他走到她身邊,與她並排坐在地毯上,曲腿背靠著沙發上,伸長手將她摟住了,「對不起,我不該沖你發脾氣。」
肖安沒有生他的氣,想起剛才老師著急的語氣,他要她勸尚紀回去,肯定有什麼著急的事,雖然她捨不得,可她不能再纏著他了。
她將棋子一一收回棋盒,無聲道:「你回去吧,由美和老師肯定想你了。」
他正摸著她的額頭,聞言手一頓,大概也正在想怎麼開口好,沒想到肖安先說了。
「好,哥哥明天就走。」
她用力的點了點頭,想起什麼似的笑道,「我會好好比賽的,我要拿獎盃送給你。」
她突然變得善解人意,他疑惑的看了她好一會,才鬆了一口氣,「謝謝你了。」
秦院長送他們去機場,肖安很平靜隔著跨越帶探過身用力的抱住了尚紀,「哥哥,我長大了,你別擔心我。」
與上回送別時哭斷腸簡直是天壤之別,尚紀看過來很欣慰,欣慰之餘似乎又帶了一絲傷感,半是玩笑跟秦院長笑道,「你看她回國才一年,就已經不需要我了。」
秦院長感慨的笑了笑,當年他送兒子去外地上大學,也是這樣的惆悵,但是尚紀比肖安大不了幾歲,說出來的話卻像是老父親一樣。

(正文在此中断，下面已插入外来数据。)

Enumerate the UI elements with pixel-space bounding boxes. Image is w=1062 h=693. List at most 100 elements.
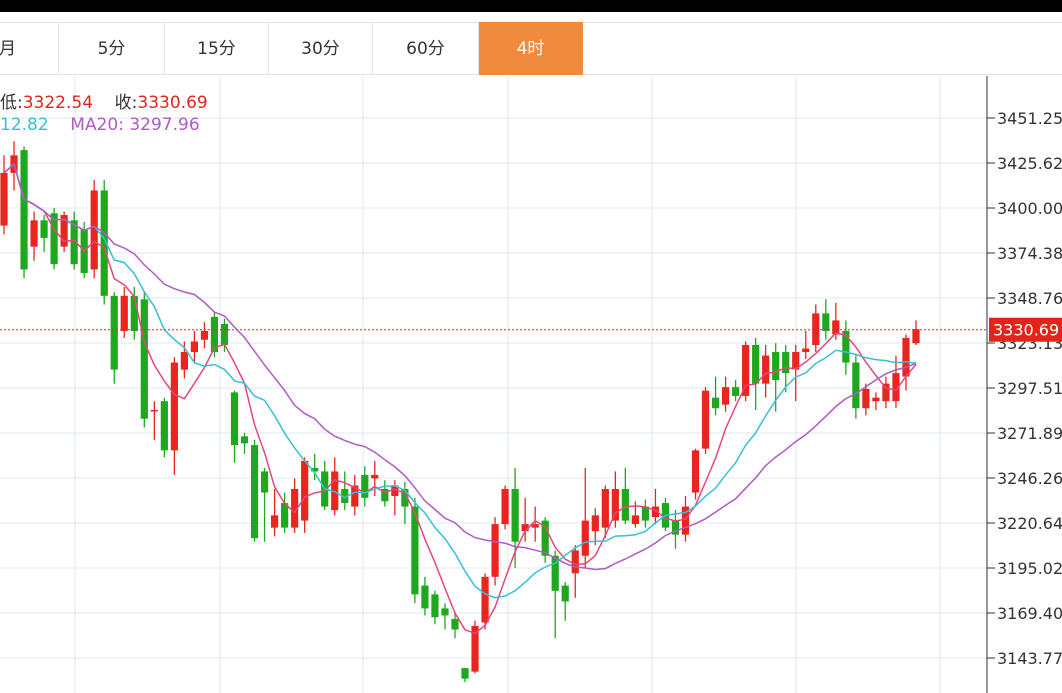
candle-body <box>150 409 158 412</box>
ma20-value: 3297.96 <box>129 115 200 135</box>
tab-60min[interactable]: 60分 <box>373 22 479 75</box>
candle-body <box>220 323 229 345</box>
tab-30min[interactable]: 30分 <box>269 22 373 75</box>
candle-body <box>882 383 890 402</box>
y-axis-tick-label: 3297.51 <box>997 379 1062 398</box>
y-axis-tick-label: 3348.76 <box>997 289 1062 308</box>
y-axis-tick-label: 3169.40 <box>997 604 1062 623</box>
candle-body <box>812 313 820 345</box>
candle-body <box>301 460 309 521</box>
candle-body <box>631 515 639 525</box>
candle-body <box>70 220 78 265</box>
candle-body <box>772 352 780 381</box>
candle-body <box>381 488 389 502</box>
close-value: 3330.69 <box>137 93 208 113</box>
tab-15min[interactable]: 15分 <box>165 22 269 75</box>
candle-body <box>681 506 690 535</box>
ma-slow-line <box>3 162 917 571</box>
candle-body <box>701 390 710 449</box>
candle-body <box>511 488 519 542</box>
candle-body <box>451 618 459 630</box>
candle-body <box>170 362 178 451</box>
y-axis-tick-label: 3400.00 <box>997 199 1062 218</box>
candle-body <box>281 503 289 528</box>
candle-body <box>551 555 559 591</box>
candle-body <box>140 299 148 419</box>
candle-body <box>541 520 549 556</box>
ohlc-readout: 低:3322.54 收:3330.69 <box>0 88 208 113</box>
candle-body <box>822 313 830 331</box>
candle-body <box>501 488 509 525</box>
candle-body <box>20 150 28 270</box>
candle-body <box>200 330 209 340</box>
candle-body <box>441 608 449 616</box>
candle-body <box>611 488 619 521</box>
ma-fast-line <box>3 162 917 635</box>
current-price-label: 3330.69 <box>993 321 1059 340</box>
ma20-label: MA20: <box>70 115 124 135</box>
candle-body <box>531 524 539 528</box>
ma-mid-line <box>3 162 917 599</box>
candle-body <box>912 329 920 344</box>
candle-body <box>571 550 579 574</box>
candle-body <box>50 213 58 265</box>
candle-body <box>0 172 8 226</box>
candle-body <box>30 220 38 247</box>
candle-body <box>601 488 609 528</box>
tab-month[interactable]: 月 <box>0 22 59 75</box>
candle-body <box>270 515 279 528</box>
y-axis-tick-label: 3271.89 <box>997 424 1062 443</box>
candle-body <box>291 488 299 528</box>
candle-body <box>581 520 589 556</box>
ma-partial-value: 12.82 <box>0 115 49 135</box>
candle-body <box>391 485 399 497</box>
y-axis-tick-label: 3246.26 <box>997 469 1062 488</box>
candle-body <box>671 520 680 535</box>
candle-body <box>421 585 429 609</box>
candle-body <box>842 330 850 363</box>
candle-body <box>832 320 840 335</box>
close-label: 收: <box>114 93 138 113</box>
candle-body <box>100 190 108 296</box>
candle-body <box>591 515 599 532</box>
y-axis-tick-label: 3425.62 <box>997 154 1062 173</box>
candle-body <box>691 450 700 493</box>
candle-body <box>411 506 419 595</box>
candle-body <box>160 401 168 451</box>
tab-5min[interactable]: 5分 <box>59 22 165 75</box>
candle-body <box>240 436 249 444</box>
tab-4hour[interactable]: 4时 <box>479 22 583 75</box>
candle-body <box>711 397 720 409</box>
candle-body <box>641 506 650 521</box>
ma-readout: 12.82 MA20: 3297.96 <box>0 115 200 135</box>
y-axis-tick-label: 3220.64 <box>997 514 1062 533</box>
candle-body <box>60 215 68 247</box>
top-black-bar <box>0 0 1062 12</box>
candle-body <box>401 488 409 507</box>
candle-body <box>190 341 199 353</box>
low-value: 3322.54 <box>22 93 94 113</box>
candle-body <box>862 388 870 409</box>
candle-body <box>852 362 860 409</box>
candle-body <box>621 488 629 521</box>
candle-body <box>802 348 810 353</box>
candle-body <box>371 474 379 479</box>
candle-body <box>120 295 128 331</box>
candle-body <box>250 445 259 539</box>
candle-body <box>90 190 98 270</box>
y-axis-tick-label: 3195.02 <box>997 559 1062 578</box>
candle-body <box>892 373 900 402</box>
candle-body <box>461 668 469 679</box>
current-price-badge <box>989 317 1062 342</box>
candle-body <box>230 392 239 446</box>
candle-body <box>260 471 269 493</box>
candle-body <box>130 295 138 331</box>
candle-body <box>351 485 359 507</box>
period-tabs: 月 5分 15分 30分 60分 4时 <box>0 22 1062 76</box>
candle-body <box>311 467 319 472</box>
candle-body <box>40 220 48 238</box>
tabs-filler <box>583 22 1062 75</box>
candle-body <box>721 387 730 405</box>
candle-body <box>651 506 660 518</box>
candle-body <box>742 344 750 396</box>
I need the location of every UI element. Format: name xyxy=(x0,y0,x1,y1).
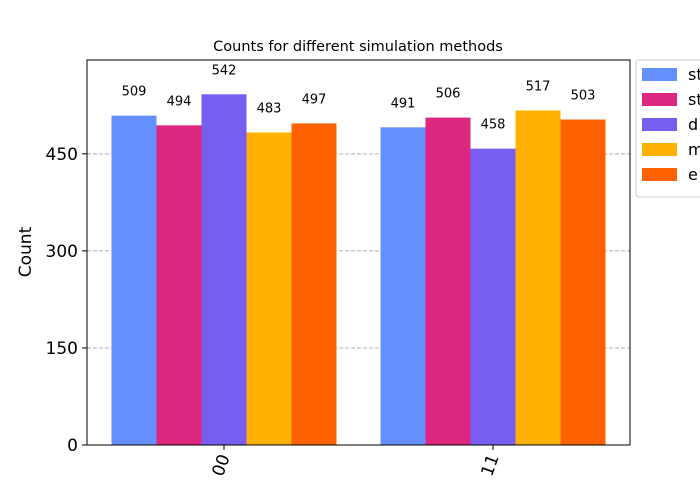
plot-area-frame xyxy=(86,59,631,446)
legend-swatch xyxy=(642,118,677,131)
bars-group xyxy=(111,94,606,446)
data-label: 491 xyxy=(391,96,416,111)
legend-entry-label: e xyxy=(688,165,698,184)
bar xyxy=(470,148,516,445)
y-tick-label: 150 xyxy=(46,339,78,359)
x-axis-ticks: 00 11 xyxy=(209,445,504,479)
legend-entry-label: m xyxy=(688,140,700,159)
data-label: 509 xyxy=(122,85,147,100)
bar xyxy=(380,127,426,445)
data-label: 506 xyxy=(436,87,461,102)
legend-swatch xyxy=(642,168,677,181)
x-tick-label: 11 xyxy=(478,452,504,479)
bar xyxy=(515,110,561,446)
legend-entry-label: d xyxy=(688,115,698,134)
bar xyxy=(246,132,292,445)
bar xyxy=(291,123,337,445)
data-label: 503 xyxy=(571,89,596,104)
bar xyxy=(156,125,202,446)
legend-swatch xyxy=(642,93,677,106)
legend-swatch xyxy=(642,68,677,81)
y-axis-label: Count xyxy=(16,226,36,277)
chart-title: Counts for different simulation methods xyxy=(213,39,503,55)
data-label: 497 xyxy=(302,92,327,107)
y-tick-label: 450 xyxy=(46,145,78,165)
data-label: 483 xyxy=(257,101,282,116)
y-axis-ticks: 0 150 300 450 xyxy=(46,145,87,456)
legend: st st dme xyxy=(635,59,700,198)
data-label: 458 xyxy=(481,118,506,133)
legend-entry-label: st xyxy=(688,65,700,84)
data-label: 494 xyxy=(167,94,192,109)
data-label: 542 xyxy=(212,63,237,78)
legend-swatch xyxy=(642,143,677,156)
y-tick-label: 0 xyxy=(67,436,78,456)
y-tick-label: 300 xyxy=(46,242,78,262)
data-label: 517 xyxy=(526,79,551,94)
legend-entry-label: st xyxy=(688,90,700,109)
bar xyxy=(425,117,471,446)
bar xyxy=(201,94,247,445)
x-tick-label: 00 xyxy=(209,452,235,479)
data-labels-group: 509 494 542 483 497 491 506 458 517 503 xyxy=(122,63,596,132)
bar xyxy=(560,119,606,445)
bar xyxy=(111,115,157,445)
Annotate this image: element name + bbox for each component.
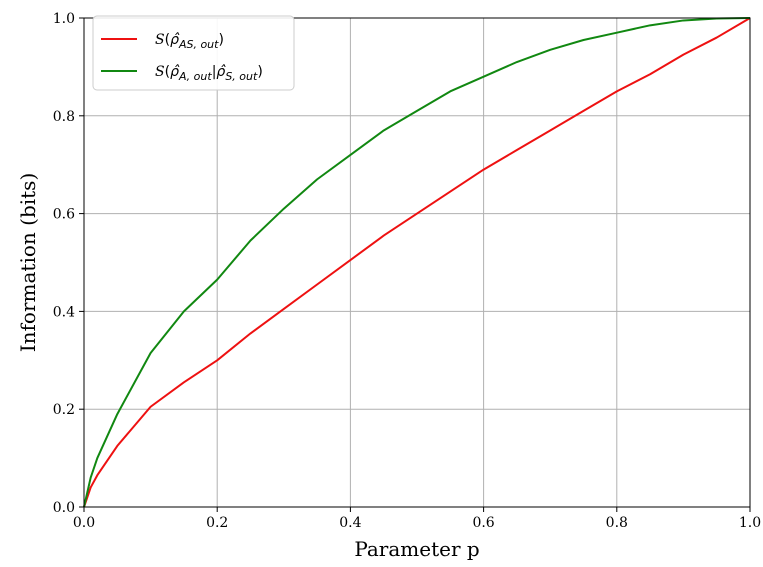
x-tick-label: 1.0 [739, 515, 761, 531]
series-line-1 [83, 17, 751, 508]
series-line-0 [83, 17, 751, 508]
x-tick-label: 0.4 [339, 515, 361, 531]
x-tick-label: 0.6 [472, 515, 494, 531]
ticks: 0.0 0.2 0.4 0.6 0.8 1.0 0.0 0.2 0.4 0.6 0.8 1.0 [53, 11, 761, 531]
x-tick-label: 0.0 [73, 515, 95, 531]
y-tick-label: 1.0 [53, 11, 75, 27]
y-tick-label: 0.0 [53, 500, 75, 516]
y-tick-label: 0.2 [53, 402, 75, 418]
x-tick-label: 0.8 [606, 515, 628, 531]
legend-box [92, 15, 295, 91]
y-tick-label: 0.6 [53, 207, 75, 223]
x-axis-title: Parameter p [354, 537, 479, 561]
y-tick-label: 0.8 [53, 109, 75, 125]
legend-label-0: S(ρ̂AS, out) [155, 32, 224, 51]
plot-frame [83, 17, 751, 508]
y-axis-title: Information (bits) [16, 173, 40, 353]
series-group [83, 17, 751, 508]
grid [83, 17, 751, 508]
y-tick-label: 0.4 [53, 304, 75, 320]
legend: S(ρ̂AS, out) S(ρ̂A, out|ρ̂S, out) [92, 15, 295, 91]
x-tick-label: 0.2 [206, 515, 228, 531]
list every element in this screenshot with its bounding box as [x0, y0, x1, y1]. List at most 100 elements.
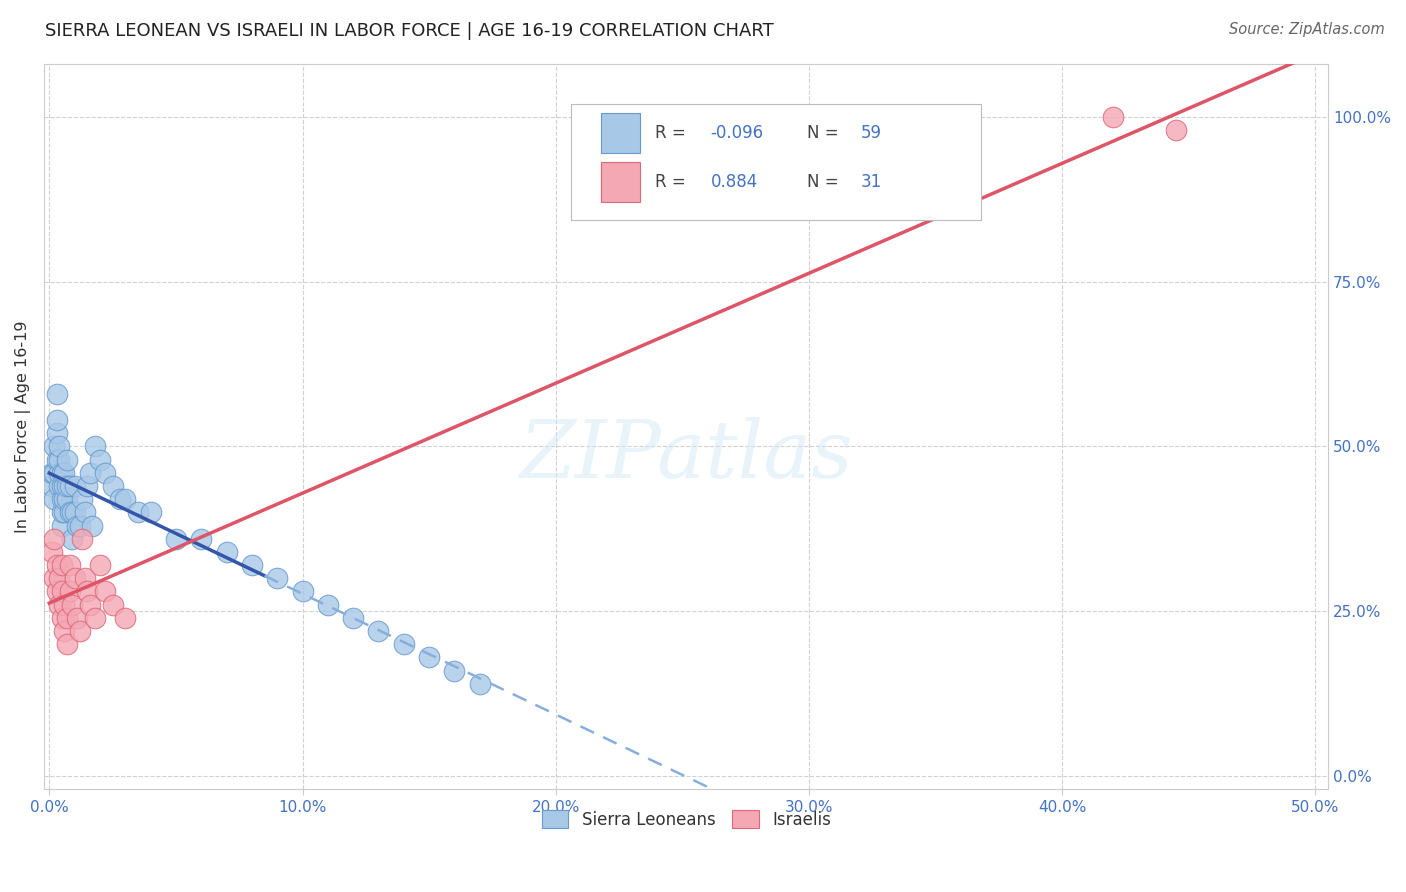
Point [468, 677, 491, 691]
Point [53, 505, 76, 519]
Point [60, 598, 83, 612]
Text: 59: 59 [860, 124, 882, 142]
Point [41, 545, 63, 559]
Point [53, 479, 76, 493]
Point [45, 413, 67, 427]
Point [44, 571, 66, 585]
Point [44, 532, 66, 546]
Point [70, 492, 93, 507]
Point [51, 479, 73, 493]
Point [291, 584, 314, 599]
Point [76, 479, 98, 493]
Point [89, 452, 111, 467]
Point [108, 492, 131, 507]
Point [51, 558, 73, 572]
Text: 0.884: 0.884 [710, 173, 758, 191]
Point [41, 466, 63, 480]
Point [66, 518, 89, 533]
Point [114, 492, 136, 507]
Point [114, 611, 136, 625]
Point [63, 505, 86, 519]
Text: N =: N = [807, 124, 844, 142]
Point [63, 571, 86, 585]
Point [190, 532, 212, 546]
Point [101, 479, 124, 493]
Point [79, 466, 101, 480]
Text: R =: R = [655, 124, 692, 142]
Point [82, 518, 104, 533]
Point [127, 505, 149, 519]
Y-axis label: In Labor Force | Age 16-19: In Labor Force | Age 16-19 [15, 320, 31, 533]
Point [367, 624, 389, 638]
Point [48, 466, 70, 480]
Point [1102, 110, 1125, 124]
Point [240, 558, 263, 572]
Point [60, 532, 83, 546]
Point [316, 598, 339, 612]
Point [48, 571, 70, 585]
Point [58, 558, 80, 572]
Text: N =: N = [807, 173, 844, 191]
Point [48, 439, 70, 453]
Point [443, 664, 465, 678]
Text: 31: 31 [860, 173, 882, 191]
Point [69, 624, 91, 638]
Point [51, 492, 73, 507]
Point [53, 624, 76, 638]
Point [56, 611, 79, 625]
Point [48, 479, 70, 493]
Point [58, 584, 80, 599]
Point [58, 479, 80, 493]
Point [58, 505, 80, 519]
Point [139, 505, 162, 519]
Point [83, 439, 105, 453]
Point [51, 584, 73, 599]
Text: R =: R = [655, 173, 692, 191]
Point [165, 532, 187, 546]
Text: ZIPatlas: ZIPatlas [519, 417, 853, 494]
Point [79, 598, 101, 612]
Point [56, 452, 79, 467]
Text: -0.096: -0.096 [710, 124, 763, 142]
Point [418, 650, 440, 665]
Point [73, 505, 96, 519]
Point [53, 492, 76, 507]
Point [101, 598, 124, 612]
Point [41, 479, 63, 493]
Point [45, 558, 67, 572]
Point [392, 637, 415, 651]
Point [53, 466, 76, 480]
Point [66, 611, 89, 625]
Point [94, 584, 117, 599]
Point [51, 466, 73, 480]
Point [73, 571, 96, 585]
Point [45, 452, 67, 467]
Text: Source: ZipAtlas.com: Source: ZipAtlas.com [1229, 22, 1385, 37]
Point [48, 452, 70, 467]
Point [63, 479, 86, 493]
Point [76, 584, 98, 599]
Point [83, 611, 105, 625]
Point [56, 637, 79, 651]
FancyBboxPatch shape [571, 104, 981, 220]
Point [60, 505, 83, 519]
Point [44, 466, 66, 480]
Text: SIERRA LEONEAN VS ISRAELI IN LABOR FORCE | AGE 16-19 CORRELATION CHART: SIERRA LEONEAN VS ISRAELI IN LABOR FORCE… [45, 22, 773, 40]
FancyBboxPatch shape [602, 162, 640, 202]
Point [89, 558, 111, 572]
Point [44, 492, 66, 507]
Point [342, 611, 364, 625]
Point [266, 571, 288, 585]
Point [94, 466, 117, 480]
FancyBboxPatch shape [602, 113, 640, 153]
Point [215, 545, 238, 559]
Point [51, 505, 73, 519]
Point [51, 518, 73, 533]
Point [1166, 123, 1188, 137]
Legend: Sierra Leoneans, Israelis: Sierra Leoneans, Israelis [534, 804, 838, 835]
Point [69, 518, 91, 533]
Point [45, 386, 67, 401]
Point [48, 598, 70, 612]
Point [44, 439, 66, 453]
Point [53, 598, 76, 612]
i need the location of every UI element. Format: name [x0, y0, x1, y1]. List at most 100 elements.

當年知道老友收了一個中國弟子,聽說天賦奇高,他想去見一見,結果獨自在道場裡走了一圈,也沒看見道場裡的肖安。
後來是還是老友領著他去了木村一家人起居的內院,見到這個又瘦又黃的小姑娘,她不會說話,呆呆傻傻的,跟她說什麼也只會躲在尚紀的身後,幾乎尚紀走到哪兒,她就會跟到哪兒,聽說連晚上都得他陪著才能睡。